Nicht umsonst wollen Investoren wie aus der TV-Show „Höhle der Löwen“ die benannten 25 Prozent plus eine Stimme, wenn es um den Einstieg in gewinnversprechende Start-ups geht. Für Beschlüsse, für die es die qualifizierte Mehrheit braucht, kommt die beschriebene Sperrminorität ins Spiel. Unbesehen davon ist der Teil der Entscheidungen, die ein Mehrheitsgesellschafter treffen kann, der mit mehr als 50 Prozent der Anteile besitzt.

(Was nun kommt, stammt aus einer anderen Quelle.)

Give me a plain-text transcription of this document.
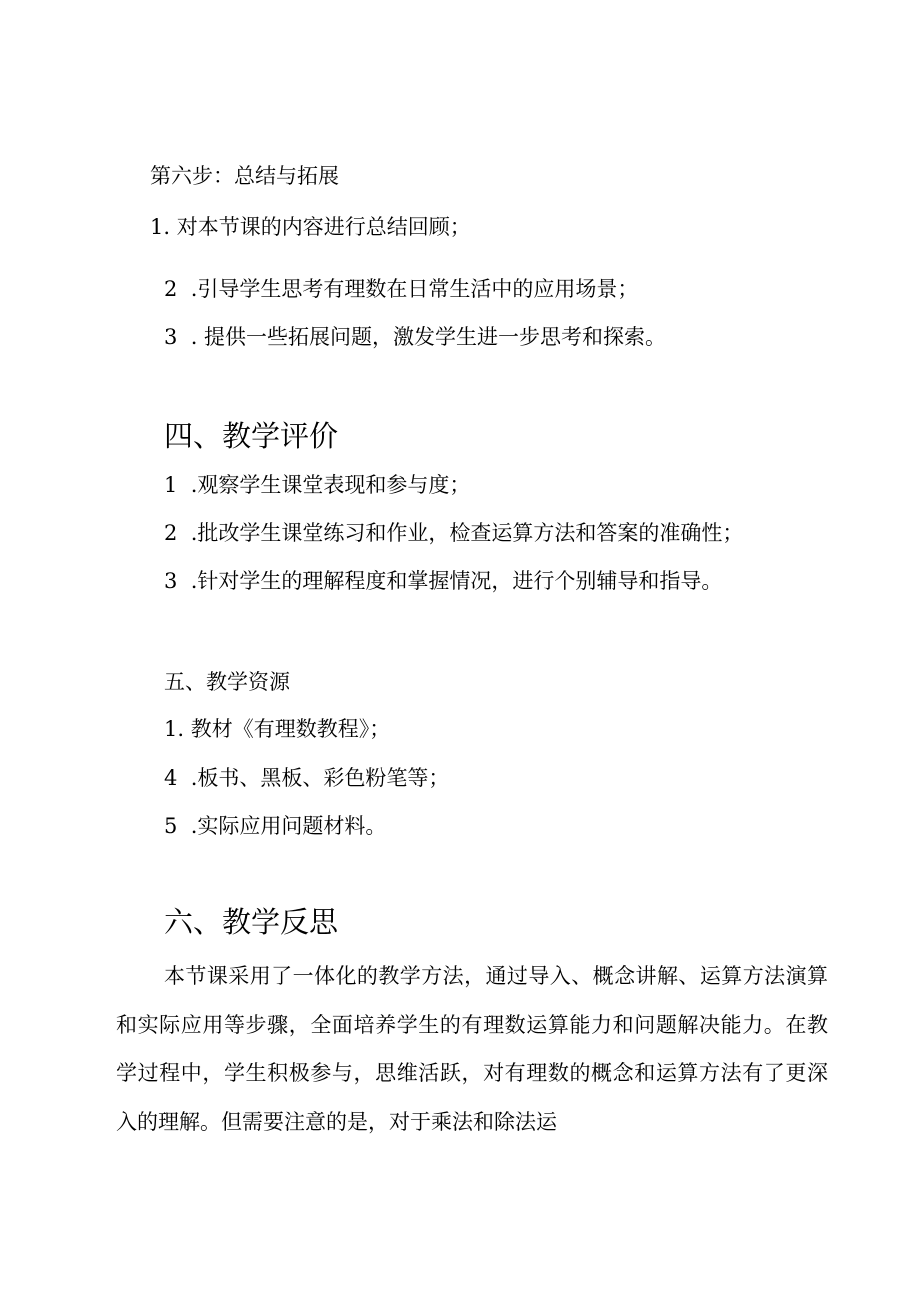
第六步：总结与拓展
1. 对本节课的内容进行总结回顾；
2  .引导学生思考有理数在日常生活中的应用场景；
3  . 提供一些拓展问题，激发学生进一步思考和探索。
四、教学评价
1  .观察学生课堂表现和参与度；
2  .批改学生课堂练习和作业，检查运算方法和答案的准确性；
3  .针对学生的理解程度和掌握情况，进行个别辅导和指导。
五、教学资源
1. 教材《有理数教程》；
4  .板书、黑板、彩色粉笔等；
5  .实际应用问题材料。
六、教学反思

本节课采用了一体化的教学方法，通过导入、概念讲解、运算方法演算和实际应用等步骤，全面培养学生的有理数运算能力和问题解决能力。在教学过程中，学生积极参与，思维活跃，对有理数的概念和运算方法有了更深入的理解。但需要注意的是，对于乘法和除法运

Risiken für Haftung und Schadenersatzansprüche

Hier soll nicht zu stark in die juristischen Aspekte möglicher Haftungs- und sogar Schadenersatzansprüche eingegangen werden. Dafür sind Juristen und Gerichte da. Dennoch will ich als Unternehmensberater und Nachfolgeexperte darauf verweisen, dass in bestimmten Konstellationen der Mehrheitsgesellschafter Haftungs- und Schadenersatzansprüche gegen einen Minderheitsgesellschafter geltend machen kann.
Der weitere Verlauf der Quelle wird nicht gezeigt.